Water was the real gold during the Gold Rush days in Columbia.
Shortly after settling in the area, when the creek supplying the placer mines dried up, miners found themselves with no gold, and merchants found themselves with no market. To solve the water problem, merchants and miners formed the Tuolumne County Water Co. “for the purpose of conveying water from the South Fork of the Stanislaus River to various points in the Southern Mines.”
This was to be an active shareholder owned company: Each shareholder had one vote, and shareholders were to work on building the ditches and flumes, or pay someone to take their place.

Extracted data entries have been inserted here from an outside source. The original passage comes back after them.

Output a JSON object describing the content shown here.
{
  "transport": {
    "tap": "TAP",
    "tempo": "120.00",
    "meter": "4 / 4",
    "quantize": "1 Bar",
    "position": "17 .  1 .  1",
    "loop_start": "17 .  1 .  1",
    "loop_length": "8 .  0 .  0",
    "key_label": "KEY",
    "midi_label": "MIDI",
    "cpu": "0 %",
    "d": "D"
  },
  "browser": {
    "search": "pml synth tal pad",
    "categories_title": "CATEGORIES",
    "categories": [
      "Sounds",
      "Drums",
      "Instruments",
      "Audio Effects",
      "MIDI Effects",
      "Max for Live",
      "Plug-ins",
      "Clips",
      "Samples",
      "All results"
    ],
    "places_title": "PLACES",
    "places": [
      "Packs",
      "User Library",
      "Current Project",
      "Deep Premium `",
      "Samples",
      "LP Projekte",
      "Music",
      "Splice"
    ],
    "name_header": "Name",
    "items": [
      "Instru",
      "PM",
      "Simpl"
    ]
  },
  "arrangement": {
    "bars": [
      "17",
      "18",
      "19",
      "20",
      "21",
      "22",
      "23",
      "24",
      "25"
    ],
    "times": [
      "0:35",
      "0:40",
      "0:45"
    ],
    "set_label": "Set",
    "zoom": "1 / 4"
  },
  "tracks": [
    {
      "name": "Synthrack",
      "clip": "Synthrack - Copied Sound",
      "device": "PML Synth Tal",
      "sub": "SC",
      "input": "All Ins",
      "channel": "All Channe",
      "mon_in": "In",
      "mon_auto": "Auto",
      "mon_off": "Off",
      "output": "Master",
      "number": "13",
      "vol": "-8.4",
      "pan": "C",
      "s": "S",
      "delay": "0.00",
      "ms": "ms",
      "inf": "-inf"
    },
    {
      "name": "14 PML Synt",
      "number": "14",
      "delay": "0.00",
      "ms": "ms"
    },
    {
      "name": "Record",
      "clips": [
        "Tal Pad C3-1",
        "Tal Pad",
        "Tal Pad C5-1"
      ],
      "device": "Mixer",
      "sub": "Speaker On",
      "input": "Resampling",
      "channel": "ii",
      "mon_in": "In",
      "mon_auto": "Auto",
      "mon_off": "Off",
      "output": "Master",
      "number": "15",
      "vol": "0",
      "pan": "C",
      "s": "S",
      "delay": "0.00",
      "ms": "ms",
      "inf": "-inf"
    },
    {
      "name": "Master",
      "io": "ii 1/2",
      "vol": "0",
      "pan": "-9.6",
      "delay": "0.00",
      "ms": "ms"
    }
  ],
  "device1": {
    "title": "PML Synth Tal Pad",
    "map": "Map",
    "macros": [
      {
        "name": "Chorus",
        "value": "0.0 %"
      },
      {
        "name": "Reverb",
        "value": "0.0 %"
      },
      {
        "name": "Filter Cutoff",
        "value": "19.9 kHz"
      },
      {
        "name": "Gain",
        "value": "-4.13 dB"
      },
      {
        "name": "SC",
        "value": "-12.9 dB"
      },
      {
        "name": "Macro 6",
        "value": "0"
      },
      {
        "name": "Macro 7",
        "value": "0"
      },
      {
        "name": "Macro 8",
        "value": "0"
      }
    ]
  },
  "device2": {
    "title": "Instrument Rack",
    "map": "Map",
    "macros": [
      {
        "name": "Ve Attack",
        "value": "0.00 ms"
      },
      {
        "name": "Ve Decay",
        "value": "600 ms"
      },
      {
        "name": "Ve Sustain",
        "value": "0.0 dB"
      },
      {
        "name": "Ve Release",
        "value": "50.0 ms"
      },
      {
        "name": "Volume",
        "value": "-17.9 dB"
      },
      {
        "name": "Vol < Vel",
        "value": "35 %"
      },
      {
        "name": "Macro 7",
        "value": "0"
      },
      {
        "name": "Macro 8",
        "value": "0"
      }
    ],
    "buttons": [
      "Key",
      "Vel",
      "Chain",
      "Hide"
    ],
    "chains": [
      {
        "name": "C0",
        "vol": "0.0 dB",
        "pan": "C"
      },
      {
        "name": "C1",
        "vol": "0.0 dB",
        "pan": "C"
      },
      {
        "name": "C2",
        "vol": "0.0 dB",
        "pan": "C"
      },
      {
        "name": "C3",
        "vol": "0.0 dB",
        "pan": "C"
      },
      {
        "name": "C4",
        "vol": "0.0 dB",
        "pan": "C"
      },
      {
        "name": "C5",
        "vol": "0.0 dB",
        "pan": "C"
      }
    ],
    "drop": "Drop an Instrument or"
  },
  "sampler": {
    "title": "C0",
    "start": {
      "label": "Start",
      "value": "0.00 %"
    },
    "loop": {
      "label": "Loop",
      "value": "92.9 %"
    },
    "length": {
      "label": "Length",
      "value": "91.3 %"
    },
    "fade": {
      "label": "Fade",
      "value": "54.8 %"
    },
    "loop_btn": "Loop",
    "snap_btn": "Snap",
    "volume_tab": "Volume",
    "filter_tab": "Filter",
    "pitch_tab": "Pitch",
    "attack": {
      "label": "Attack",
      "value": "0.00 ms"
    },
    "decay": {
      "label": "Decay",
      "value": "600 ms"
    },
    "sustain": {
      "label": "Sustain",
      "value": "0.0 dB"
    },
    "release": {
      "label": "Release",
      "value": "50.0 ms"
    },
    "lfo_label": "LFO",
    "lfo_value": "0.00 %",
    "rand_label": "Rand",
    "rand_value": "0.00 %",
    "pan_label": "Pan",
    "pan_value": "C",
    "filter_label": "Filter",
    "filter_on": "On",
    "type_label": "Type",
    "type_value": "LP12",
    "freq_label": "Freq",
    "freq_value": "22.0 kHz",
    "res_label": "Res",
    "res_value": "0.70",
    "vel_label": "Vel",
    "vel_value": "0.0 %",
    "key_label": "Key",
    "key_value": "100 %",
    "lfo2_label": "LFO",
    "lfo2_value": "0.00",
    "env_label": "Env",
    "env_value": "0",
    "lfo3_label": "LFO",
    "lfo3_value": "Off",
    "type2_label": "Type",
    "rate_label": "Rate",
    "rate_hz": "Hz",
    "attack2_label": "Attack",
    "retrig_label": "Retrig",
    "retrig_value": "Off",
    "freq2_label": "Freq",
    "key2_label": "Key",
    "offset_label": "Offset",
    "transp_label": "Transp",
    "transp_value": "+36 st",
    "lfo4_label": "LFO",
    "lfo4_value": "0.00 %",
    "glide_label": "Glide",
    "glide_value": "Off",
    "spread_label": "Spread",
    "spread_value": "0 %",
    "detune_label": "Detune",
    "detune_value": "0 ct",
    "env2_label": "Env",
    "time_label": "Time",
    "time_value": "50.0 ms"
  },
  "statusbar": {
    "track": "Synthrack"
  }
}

Even with this sweat equity, the company was spending $1,000 a week in cash and $3,000 a week in scrip to the miners to build the delivery system.
With such debt, the company was forced to charge water rates that miners considered to be too high. They protested, but the president of the company — knowing there was no other source of mining water — said the company would not reduce the rates until it was out of debt and that miners were not compelled to buy the water.
Miners tried to protest again in 1853 and attempted to start another water company. When that didn’t succeed, they asked the Tuolumne Hydraulic Association to extend their ditch to Columbia offering to pay $5 a day, but this also did not work.
Finally in 1854, the Columbia and Stanislaus River Water Co. was formed with money raised from miners and local citizens. At the suggestion of James Coffroth (soon to be Columbia’s favorite son) citizens withdrew money from local banks and invested in the new company.
The new company estimated that 46 miles of ditches would be built and imagined the system would soon be accurately reflected by the image accompanying this story.
There was little water when the company reached the river in midsummer 1855, and rumors of financial problems were beginning. By 1856, the company started getting loans to support the construction.
In April 1858, the company finally delivered water with a huge celebration and. of course, many speeches. However, due to ongoing costs and the previous financing, debts became a problem and resulted in the company trying to borrow $400,000.
At the same time, the Tuolumne County Water Co. won a lawsuit against the Columbia and Stanislaus River Water Co. over the use of Stanislaus River water. Losing the suit, and its debtors calling in their loans, led to their bankruptcy.
Tuolumne County Water Co. proxies bought the Columbia and Stanislaus River Water Co.’s assets for 10 cents on the dollar, and the miners’ water company was no more.